Any advice is greatly appreciated!

Kevin M

post #2 of 6
Thread Starter 
post #3 of 6
Thread Starter 


post #4 of 6
 kevin, was it a bony injury or a ligamentous injury? i.e what did the x-rays and/ or MRI say? and was there any talk by any of the docs about the injury affecting her sciatic n? 
post #5 of 6
I've had a lot of SI joint issues, but never an actual severe injury, so I'm not sure I'm qualified here ... however, what has helped me most is lots of core work. Nothing intense, but I'm sure the type of stuff she has done in p.t. Bridges and stuff on the swiss ball, or just doing any workout activities on a bosu, that sort of thing.

Also take a look at boots and stance and all that. My left leg is longer than my right, so my bootfitter has had to tweak some things to try and get things more even. I would think she would want to be extra careful that she is properly aligned before heading back out, as to not exacerbate any unevenness in strength or anything else.

Does she have an SI belt? I wore one of those for a while to encourage stability. Hopefully the core muscles will do that instead, but it might be nice the first couple of times out.
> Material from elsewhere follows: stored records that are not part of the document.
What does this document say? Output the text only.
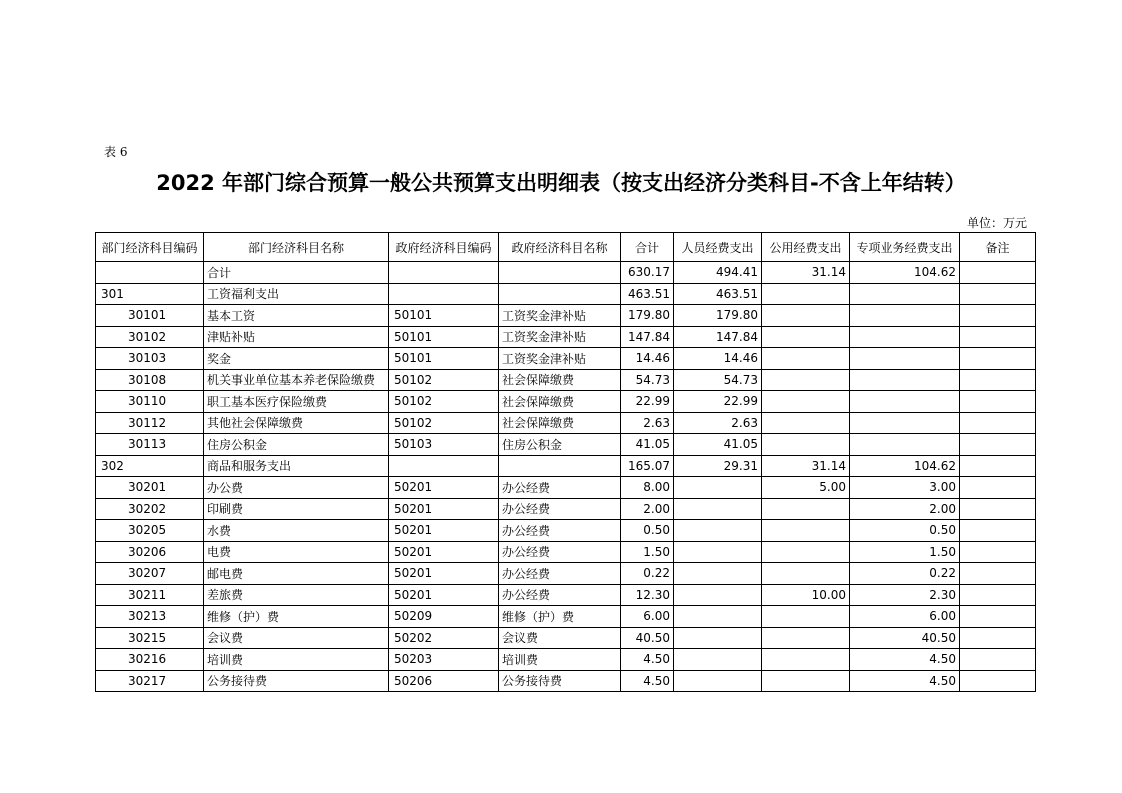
表 6
2022 年部门综合预算一般公共预算支出明细表（按支出经济分类科目-不含上年结转）
单位：万元
部门经济科目编码	部门经济科目名称	政府经济科目编码	政府经济科目名称	合计	人员经费支出	公用经费支出	专项业务经费支出	备注
	合计			630.17	494.41	31.14	104.62	
301	工资福利支出			463.51	463.51			
30101	基本工资	50101	工资奖金津补贴	179.80	179.80			
30102	津贴补贴	50101	工资奖金津补贴	147.84	147.84			
30103	奖金	50101	工资奖金津补贴	14.46	14.46			
30108	机关事业单位基本养老保险缴费	50102	社会保障缴费	54.73	54.73			
30110	职工基本医疗保险缴费	50102	社会保障缴费	22.99	22.99			
30112	其他社会保障缴费	50102	社会保障缴费	2.63	2.63			
30113	住房公积金	50103	住房公积金	41.05	41.05			
302	商品和服务支出			165.07	29.31	31.14	104.62	
30201	办公费	50201	办公经费	8.00		5.00	3.00	
30202	印刷费	50201	办公经费	2.00			2.00	
30205	水费	50201	办公经费	0.50			0.50	
30206	电费	50201	办公经费	1.50			1.50	
30207	邮电费	50201	办公经费	0.22			0.22	
30211	差旅费	50201	办公经费	12.30		10.00	2.30	
30213	维修（护）费	50209	维修（护）费	6.00			6.00	
30215	会议费	50202	会议费	40.50			40.50	
30216	培训费	50203	培训费	4.50			4.50	
30217	公务接待费	50206	公务接待费	4.50			4.50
The good news is that skiing wasn't what hurt me. I think it was more sports where there is more lunging and twisting going on (tennis or soccer, mostly). Actually, I think it was pregnancy and my leg length issue that were the biggest problems, but add to that the sports where your legs are going every which way, and it was out of whack for a while. Much better now.

Good luck.
post #6 of 6
 More info about what the actual injury was would be helpful - unless you never got a decent answer!  

In general though, SI dysfunction is very common, and in my opinion avoiding skiing is not necessary (although of course that's an internet opinion!).  But to prepare, you definitely want to work posterior chain strength - particularly glutes, core - primarily obliques, and I'd work on hip mobility as well.  

SI tends to be something that affects one side, so you might also try to have her go see a physio or strength coach who can do a Functional Movement Screen (you can find a certified expert at www.functionalmovement.com) on her.  This is a great way to identify and correct movement asymmetries.  

Also having a good manual therapist - could be massage, chiro, athletic therapist or physio (whoever in your area is good) for "regular maintenance" would be a good idea.  

You also might want to find out if there's any underlying structural issue.